At eight weeks the healthy puppy should be able to eat from a dish, walk and run, balance on its hind quarters to defecate and be playful and willing to respond to gentle and friendly overtures from people. It will also require lots of sleep, having periods of furious activity for up to an hour-and-a-half, followed by several hours sleep. Do not rouse the puppy, for sleep builds steady nerves and a good temperament. At this stage the pup should be on four or five small meals a day. The pet’s training and education should begin now, so time should be set aside for this.
Four months: By this age, certain skills such as running, jumping, scenting, digging and carrying should be fairly well developed. However, teething problems begin as baby teeth are shed and the adult set of 42 teeth break through the gums. This causes the puppy variable pain which maybe expressed by compulsive chewing.

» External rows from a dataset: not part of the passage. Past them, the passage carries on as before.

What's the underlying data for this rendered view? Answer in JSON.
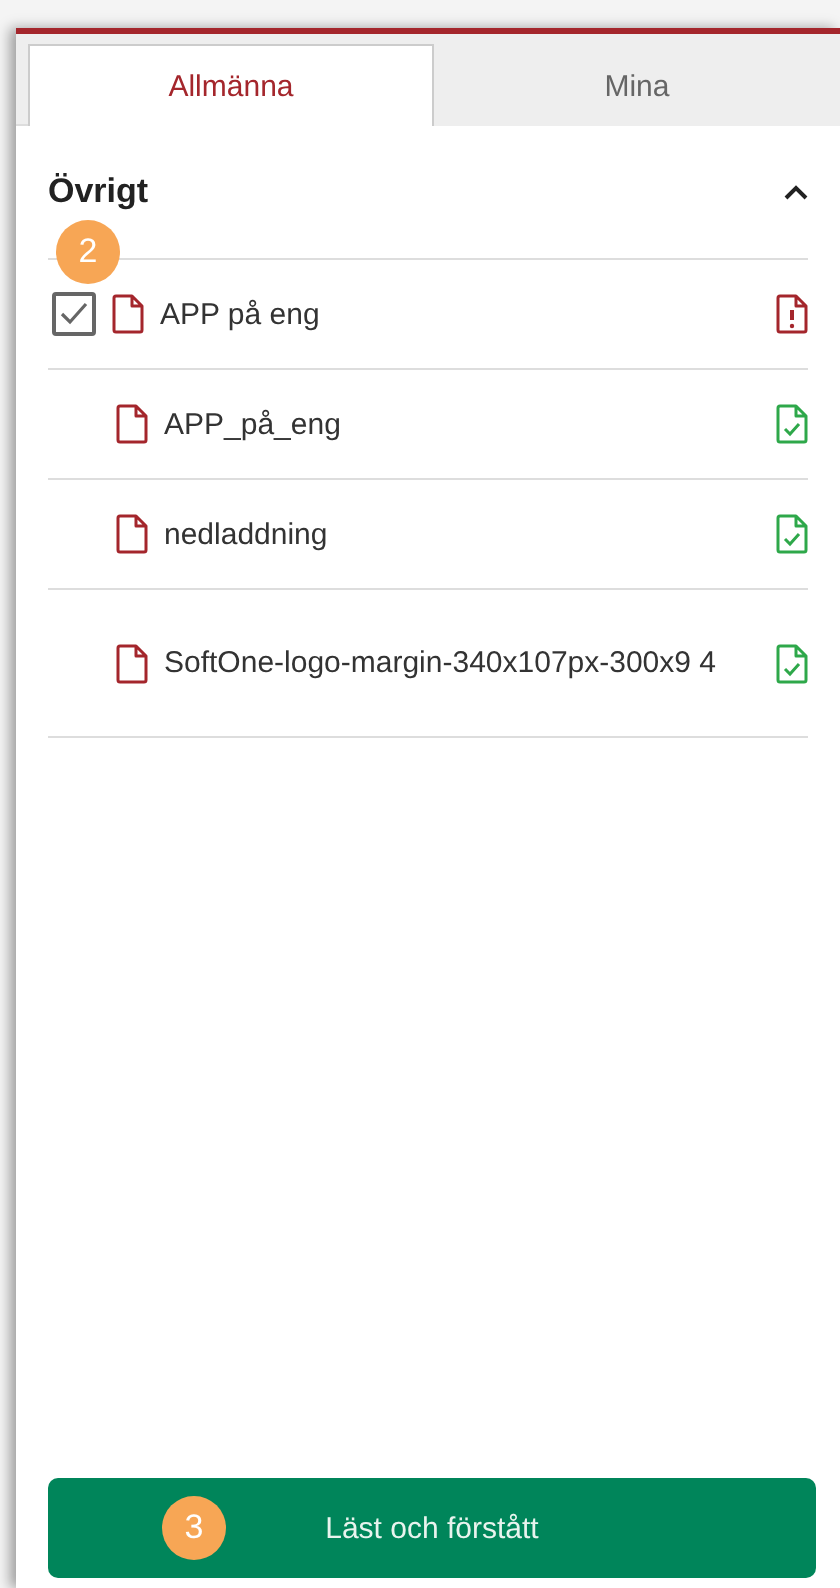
{
  "tabs": [
    {
      "label": "Allmänna",
      "selected": true
    },
    {
      "label": "Mina",
      "selected": false
    }
  ],
  "section": {
    "title": "Övrigt",
    "expanded": true,
    "items": [
      {
        "kind": "checkbox",
        "checked": true,
        "name": "APP på eng",
        "valid": false,
        "marker": "2"
      },
      {
        "kind": "plain",
        "name": "APP_på_eng",
        "valid": true
      },
      {
        "kind": "plain",
        "name": "nedladdning",
        "valid": true
      },
      {
        "kind": "plain",
        "name": "SoftOne-logo-margin-340x107px-300x9 4",
        "valid": true
      }
    ]
  },
  "button": {
    "label": "Läst och förstått",
    "marker": "3"
  }
}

Six months: By this age the normal puppy should be completely house-trained and eating two to three meals per day. It should also be capable of walking on a lead and staying alone for short periods during the day. Large breeds will not be fully grown until two years or even more.
In adolescence, large breed males may challenge their owner’s dominance. Be alert to this challenge and handle it quickly and firmly by making the dog strongly aware of its place in the family pecking order.